Life without Anorexia
My motto is 'Dont let the sadness of your past & the fear of your future ruin the happiness of your present'
I am a generally happy girl who loves running, going to the gym and eating food!! Though my life has been very different.
I spent 5 years sick with anorexia nervosia & purging tendencies & over exercising. I was depressed and self harmed. I spent 2 years in different treatment centres.
After alot of struggles, lots of ups and downs, suicide attempts, tears, anxiety, panic and never thinking i would be healthy.
I am now declared healthy from anorexia nervosia.
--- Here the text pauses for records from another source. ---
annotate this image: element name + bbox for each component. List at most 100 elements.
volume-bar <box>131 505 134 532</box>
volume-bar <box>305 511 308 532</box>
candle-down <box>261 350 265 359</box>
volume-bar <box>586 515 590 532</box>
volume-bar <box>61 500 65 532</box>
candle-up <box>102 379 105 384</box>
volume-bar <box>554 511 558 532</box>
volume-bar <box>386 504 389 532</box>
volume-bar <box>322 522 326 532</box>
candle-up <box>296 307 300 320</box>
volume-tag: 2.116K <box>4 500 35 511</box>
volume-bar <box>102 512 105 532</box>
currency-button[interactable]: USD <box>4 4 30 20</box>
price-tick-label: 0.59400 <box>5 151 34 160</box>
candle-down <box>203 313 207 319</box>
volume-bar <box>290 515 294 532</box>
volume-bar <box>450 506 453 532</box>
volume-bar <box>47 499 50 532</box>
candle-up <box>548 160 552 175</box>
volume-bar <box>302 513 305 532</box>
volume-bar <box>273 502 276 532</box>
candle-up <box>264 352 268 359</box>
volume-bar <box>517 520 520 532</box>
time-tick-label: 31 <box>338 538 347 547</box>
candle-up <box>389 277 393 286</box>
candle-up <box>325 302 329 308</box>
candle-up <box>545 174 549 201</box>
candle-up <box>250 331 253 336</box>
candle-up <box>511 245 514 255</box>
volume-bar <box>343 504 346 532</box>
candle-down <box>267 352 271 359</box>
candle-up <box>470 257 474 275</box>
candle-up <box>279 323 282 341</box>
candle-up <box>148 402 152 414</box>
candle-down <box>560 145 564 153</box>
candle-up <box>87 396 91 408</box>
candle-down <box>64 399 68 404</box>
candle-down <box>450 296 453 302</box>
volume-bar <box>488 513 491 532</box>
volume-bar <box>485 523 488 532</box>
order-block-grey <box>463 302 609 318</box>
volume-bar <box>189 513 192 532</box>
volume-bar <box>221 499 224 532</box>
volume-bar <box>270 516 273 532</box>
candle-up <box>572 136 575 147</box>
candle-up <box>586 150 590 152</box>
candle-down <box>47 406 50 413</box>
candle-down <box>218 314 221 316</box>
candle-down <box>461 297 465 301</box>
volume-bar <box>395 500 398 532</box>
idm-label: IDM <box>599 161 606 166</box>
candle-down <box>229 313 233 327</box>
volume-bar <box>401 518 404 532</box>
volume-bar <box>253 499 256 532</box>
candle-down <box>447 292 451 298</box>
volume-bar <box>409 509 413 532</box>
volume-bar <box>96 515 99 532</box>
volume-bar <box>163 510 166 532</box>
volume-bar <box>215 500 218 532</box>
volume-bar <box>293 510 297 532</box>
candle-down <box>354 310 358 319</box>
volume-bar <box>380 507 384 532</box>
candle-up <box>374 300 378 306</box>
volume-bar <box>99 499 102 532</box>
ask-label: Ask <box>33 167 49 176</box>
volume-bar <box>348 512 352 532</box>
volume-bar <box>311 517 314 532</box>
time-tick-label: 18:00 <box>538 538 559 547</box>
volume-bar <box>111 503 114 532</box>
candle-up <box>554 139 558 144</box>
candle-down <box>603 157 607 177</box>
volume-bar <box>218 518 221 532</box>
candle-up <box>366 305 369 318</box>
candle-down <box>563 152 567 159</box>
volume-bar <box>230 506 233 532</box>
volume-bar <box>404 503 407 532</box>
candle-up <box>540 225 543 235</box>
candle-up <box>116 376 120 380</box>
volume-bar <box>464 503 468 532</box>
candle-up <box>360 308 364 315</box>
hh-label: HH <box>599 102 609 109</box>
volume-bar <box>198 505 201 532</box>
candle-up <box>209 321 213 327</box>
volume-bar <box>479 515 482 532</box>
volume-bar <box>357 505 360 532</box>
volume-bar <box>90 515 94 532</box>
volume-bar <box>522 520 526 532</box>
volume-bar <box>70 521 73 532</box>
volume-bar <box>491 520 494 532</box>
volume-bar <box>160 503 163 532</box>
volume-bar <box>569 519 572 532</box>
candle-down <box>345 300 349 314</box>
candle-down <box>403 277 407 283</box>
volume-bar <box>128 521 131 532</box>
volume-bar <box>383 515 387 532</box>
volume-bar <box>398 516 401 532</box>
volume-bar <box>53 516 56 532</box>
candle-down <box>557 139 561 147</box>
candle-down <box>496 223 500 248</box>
I have been blogging for 4 years, and my whole journey is written in my posts. I now represent healthy and happiness. I want to show anyone struggling that it is possible to recover, no matter how hard it may seem.
I am happy and healthy and living my life. Going to school, meeting friends and trying to find myself in this world.
I write about my daily life, but also try to write posts about how it was when i was sick, advice and tips.
I am open and friendly, so dont be scared about writing a post or sending me an email at: email@example.com
Thursday, May 14, 2015
Where does the time go?
It's 5.30pm and it feels like the first time i am opening my computer! Or the first time to do something productive on my computer anyway!!! I really dont know where this day has gone? Trying to think about what i have done, and it doesnt feel like so much.... Cleaning - the house, my room. Got stuck rearranging my room as well as sorting through old documents. Lots of old notebooks, diaries and things i had written while sick. I could spend hours reading them all - i wrote betgween 5-10 pages everyday while i was sick as that was my outlet, even if i wrote alot online, there is still alot which hasnt been published online. Even now a days there is alot of personal things and things i have gone through, experienced, done etc which arent published online, its even more important to be aware of what i post online when my blog is bigger and also to be aware of who my readers are! :)
Not sure why i wrote about that? Hahah, i guess i was just thinking about it.
But its a good way to enter into the thing i was planning to write today.... I actually forgot i had a blog? Crazy i know. That NEVER happens... i always schedule or plan blog posts but today i completely forgot, and its not until now that i remembered that maybe i should write something. Though the truth is, i dont have so much to write. I went to my new gym today and even if i have been going to the gym for 3 years, i felt like a newbie there! hahaa. But i am sure it will begin feeling like my second home soon :) After that it was a whole load of oatmeal and sandwiches which have been eaten as well as a 'take care of myself/spa session' which makes me feel so refreshed and new!!! Stress takes its toll on my hair, skin and nails and i just walk around looking like a mess not having the energy or time to do anything about it :) But now i feel 'prettier' :):)
And now in about 5 minutes time my boyfriend will be here and we're going to eat dinner at my place! :)
What are your plans for this Thursday evening? :) How have you spent your day?